Cristina Fernández de Kirchner se pronunció públicamente tras el fallo de la Corte Suprema que ratificó su condena por administración fraudulenta en la causa Vialidad. En un encendido discurso, denunció que el fallo “le pone cepo al voto popular” y calificó a los miembros del máximo tribunal como “monigotes del poder económico”. La exmandataria acusó a la Justicia de operar con fines políticos y de intentar proscribirla para condicionar a la oposición ante una eventual caída del gobierno de Javier Milei.
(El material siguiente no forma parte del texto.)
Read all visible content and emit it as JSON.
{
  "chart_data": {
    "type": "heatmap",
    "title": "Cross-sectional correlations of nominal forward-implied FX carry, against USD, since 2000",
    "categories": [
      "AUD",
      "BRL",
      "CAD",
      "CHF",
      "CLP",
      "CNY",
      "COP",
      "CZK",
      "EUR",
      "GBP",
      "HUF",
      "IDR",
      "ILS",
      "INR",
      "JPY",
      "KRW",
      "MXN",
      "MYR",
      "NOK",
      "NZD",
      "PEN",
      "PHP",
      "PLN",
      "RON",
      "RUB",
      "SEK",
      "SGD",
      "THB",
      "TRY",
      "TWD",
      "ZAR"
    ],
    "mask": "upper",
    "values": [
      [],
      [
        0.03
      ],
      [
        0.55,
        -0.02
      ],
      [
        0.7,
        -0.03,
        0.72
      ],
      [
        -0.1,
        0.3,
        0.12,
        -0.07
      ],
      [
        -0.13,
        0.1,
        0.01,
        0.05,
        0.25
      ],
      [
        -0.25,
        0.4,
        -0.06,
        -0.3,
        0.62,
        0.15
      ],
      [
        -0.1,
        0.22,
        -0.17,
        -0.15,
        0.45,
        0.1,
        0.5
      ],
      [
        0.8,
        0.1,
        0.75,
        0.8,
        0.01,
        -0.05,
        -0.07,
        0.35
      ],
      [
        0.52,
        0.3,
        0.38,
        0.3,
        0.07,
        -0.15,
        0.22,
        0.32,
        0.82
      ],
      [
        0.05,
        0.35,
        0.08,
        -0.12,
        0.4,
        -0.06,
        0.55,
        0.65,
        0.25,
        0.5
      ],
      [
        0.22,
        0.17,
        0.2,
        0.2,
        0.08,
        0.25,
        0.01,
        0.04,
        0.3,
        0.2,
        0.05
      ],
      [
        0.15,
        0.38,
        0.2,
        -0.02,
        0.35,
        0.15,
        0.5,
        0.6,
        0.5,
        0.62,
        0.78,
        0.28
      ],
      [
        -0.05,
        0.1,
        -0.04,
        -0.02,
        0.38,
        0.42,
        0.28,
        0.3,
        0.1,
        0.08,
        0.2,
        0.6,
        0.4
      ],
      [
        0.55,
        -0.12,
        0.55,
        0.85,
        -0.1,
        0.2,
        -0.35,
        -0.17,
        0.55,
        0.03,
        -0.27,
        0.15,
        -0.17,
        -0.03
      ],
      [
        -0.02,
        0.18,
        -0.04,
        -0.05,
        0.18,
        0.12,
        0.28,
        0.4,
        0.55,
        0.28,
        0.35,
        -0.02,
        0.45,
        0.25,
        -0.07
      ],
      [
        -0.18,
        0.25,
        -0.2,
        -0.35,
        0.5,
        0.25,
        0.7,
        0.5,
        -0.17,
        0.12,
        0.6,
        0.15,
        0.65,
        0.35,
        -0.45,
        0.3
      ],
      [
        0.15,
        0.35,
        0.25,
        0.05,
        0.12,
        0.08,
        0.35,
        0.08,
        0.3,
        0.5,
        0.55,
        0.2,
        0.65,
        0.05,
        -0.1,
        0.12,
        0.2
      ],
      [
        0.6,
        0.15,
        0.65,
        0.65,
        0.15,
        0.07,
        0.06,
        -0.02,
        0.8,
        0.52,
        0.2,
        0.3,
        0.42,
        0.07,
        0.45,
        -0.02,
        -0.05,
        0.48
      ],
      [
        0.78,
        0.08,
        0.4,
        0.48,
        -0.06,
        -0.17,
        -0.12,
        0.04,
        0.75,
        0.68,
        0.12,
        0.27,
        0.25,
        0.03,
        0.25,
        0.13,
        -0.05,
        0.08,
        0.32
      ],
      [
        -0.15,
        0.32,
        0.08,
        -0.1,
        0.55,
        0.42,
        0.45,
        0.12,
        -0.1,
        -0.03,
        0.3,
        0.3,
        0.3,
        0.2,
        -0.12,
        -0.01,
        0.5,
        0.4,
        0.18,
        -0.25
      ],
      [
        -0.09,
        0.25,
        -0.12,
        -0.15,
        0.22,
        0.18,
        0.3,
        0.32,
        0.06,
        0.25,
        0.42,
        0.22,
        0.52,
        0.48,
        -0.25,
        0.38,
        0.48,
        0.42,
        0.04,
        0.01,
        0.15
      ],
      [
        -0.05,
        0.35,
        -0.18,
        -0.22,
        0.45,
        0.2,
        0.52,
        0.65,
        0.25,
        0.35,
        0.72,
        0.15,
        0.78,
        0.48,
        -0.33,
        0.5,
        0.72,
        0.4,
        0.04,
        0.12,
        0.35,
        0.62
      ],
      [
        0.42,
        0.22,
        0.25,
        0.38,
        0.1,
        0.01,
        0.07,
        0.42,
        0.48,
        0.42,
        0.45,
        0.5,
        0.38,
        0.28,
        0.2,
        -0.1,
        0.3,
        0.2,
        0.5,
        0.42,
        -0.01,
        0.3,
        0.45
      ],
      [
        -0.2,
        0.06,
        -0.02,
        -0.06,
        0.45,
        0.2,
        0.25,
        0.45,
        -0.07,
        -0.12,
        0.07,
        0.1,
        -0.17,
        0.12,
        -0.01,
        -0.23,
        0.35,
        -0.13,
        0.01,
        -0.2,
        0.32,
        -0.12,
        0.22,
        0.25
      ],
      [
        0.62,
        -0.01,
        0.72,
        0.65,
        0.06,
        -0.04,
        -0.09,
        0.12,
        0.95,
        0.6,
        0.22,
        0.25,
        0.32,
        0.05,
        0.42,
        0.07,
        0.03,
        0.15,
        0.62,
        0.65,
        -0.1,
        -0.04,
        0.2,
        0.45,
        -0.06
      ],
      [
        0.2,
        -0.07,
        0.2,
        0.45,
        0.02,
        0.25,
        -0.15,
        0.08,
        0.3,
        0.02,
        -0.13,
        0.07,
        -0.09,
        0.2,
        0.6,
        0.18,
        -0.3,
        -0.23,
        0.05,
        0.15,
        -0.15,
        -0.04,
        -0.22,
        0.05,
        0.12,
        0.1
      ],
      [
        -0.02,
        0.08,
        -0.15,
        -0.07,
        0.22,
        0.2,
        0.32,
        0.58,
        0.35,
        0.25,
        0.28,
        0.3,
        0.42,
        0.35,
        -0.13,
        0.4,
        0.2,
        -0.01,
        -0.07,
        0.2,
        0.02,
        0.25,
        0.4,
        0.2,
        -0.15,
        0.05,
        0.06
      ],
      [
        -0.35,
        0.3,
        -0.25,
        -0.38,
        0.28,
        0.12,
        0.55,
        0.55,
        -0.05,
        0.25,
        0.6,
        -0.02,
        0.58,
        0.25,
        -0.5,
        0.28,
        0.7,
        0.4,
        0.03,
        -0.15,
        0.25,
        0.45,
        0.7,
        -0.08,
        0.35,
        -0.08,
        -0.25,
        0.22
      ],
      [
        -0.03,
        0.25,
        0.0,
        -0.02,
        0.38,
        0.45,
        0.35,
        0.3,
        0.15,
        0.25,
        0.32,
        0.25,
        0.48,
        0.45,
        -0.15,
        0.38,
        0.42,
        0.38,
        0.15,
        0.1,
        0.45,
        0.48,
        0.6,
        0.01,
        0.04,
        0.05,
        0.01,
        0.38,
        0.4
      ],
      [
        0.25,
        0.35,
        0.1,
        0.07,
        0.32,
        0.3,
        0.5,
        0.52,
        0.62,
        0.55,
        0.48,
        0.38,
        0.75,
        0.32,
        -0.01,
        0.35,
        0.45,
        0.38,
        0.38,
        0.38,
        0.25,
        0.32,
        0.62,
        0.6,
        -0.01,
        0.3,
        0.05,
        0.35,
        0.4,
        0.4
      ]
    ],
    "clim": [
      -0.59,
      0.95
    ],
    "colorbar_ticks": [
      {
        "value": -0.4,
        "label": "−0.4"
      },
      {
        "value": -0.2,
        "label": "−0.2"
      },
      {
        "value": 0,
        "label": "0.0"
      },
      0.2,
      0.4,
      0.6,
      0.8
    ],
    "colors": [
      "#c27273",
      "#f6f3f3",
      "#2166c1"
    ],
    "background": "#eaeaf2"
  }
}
“La República Argentina atraviesa un momento muy grave”, aseguró Kirchner, quien vinculó su condena con una estrategia para neutralizar cualquier alternativa al oficialismo libertario. “Saben que somos los únicos que podemos construir una salida cuando esto se desplome. Necesitan que no haya oposición”, sostuvo. Además, comparó el fallo con un “cepo” institucional que se suma, según ella, al “cepo salarial” impuesto por el gobierno actual.
La expresidenta también ironizó sobre los tiempos judiciales, al afirmar que la sentencia se alinea con el calendario electoral. “Esta causa tiene un cronograma maravilloso: el fallo sale un mes antes de las elecciones”, afirmó. Y agregó que los verdaderos responsables no son los jueces, sino los sectores concentrados de poder que, según ella, manejan al Poder Judicial: “No son los tres de la Corte, son los que están más arriba, los dueños de todo”.
Fernández de Kirchner reiteró que no se trata solo de una persecución contra su figura, sino de una maniobra política más amplia: “No van a cometer el mismo error que en 2019, cuando creyeron que yo estaba acabada. Por eso buscan impedir que la voluntad popular pueda expresarse con libertad”, agregó.
La expresidenta no ahorró ironía al referirse a Mauricio Macri, expresando su asombro ante ciertos discursos que buscan justificar políticas neoliberales como si hubieran gozado de respaldo popular: “¿Los argentinos nos votaban porque destruíamos el país? ¿Eso lo dice Macri, ese fracasado que lo sacaron a patadas? ¡Vamos! ¡A quién quieren engrupir!”
En un juego entre sarcasmo y denuncia, Cristina puso el foco en una paradoja que, según ella, define este tiempo político: “O sea que ahora los argentinos somos todos otarios”, ironizó, antes de rematar con una frase que condensó su diagnóstico: “La paradoja, como les decía es: ellos en libertad y yo presa”.
Cristina se mostró desafiante y reivindicó su rol político frente a las embestidas judiciales: “Entre los Sturzenegger, los inefables ‘Totos’ Caputos, los Macri de los parques eólicos caminen sin que nadie les diga nada, estar presa es un certificado de dignidad política. Créanme que lo siento de esa manera”.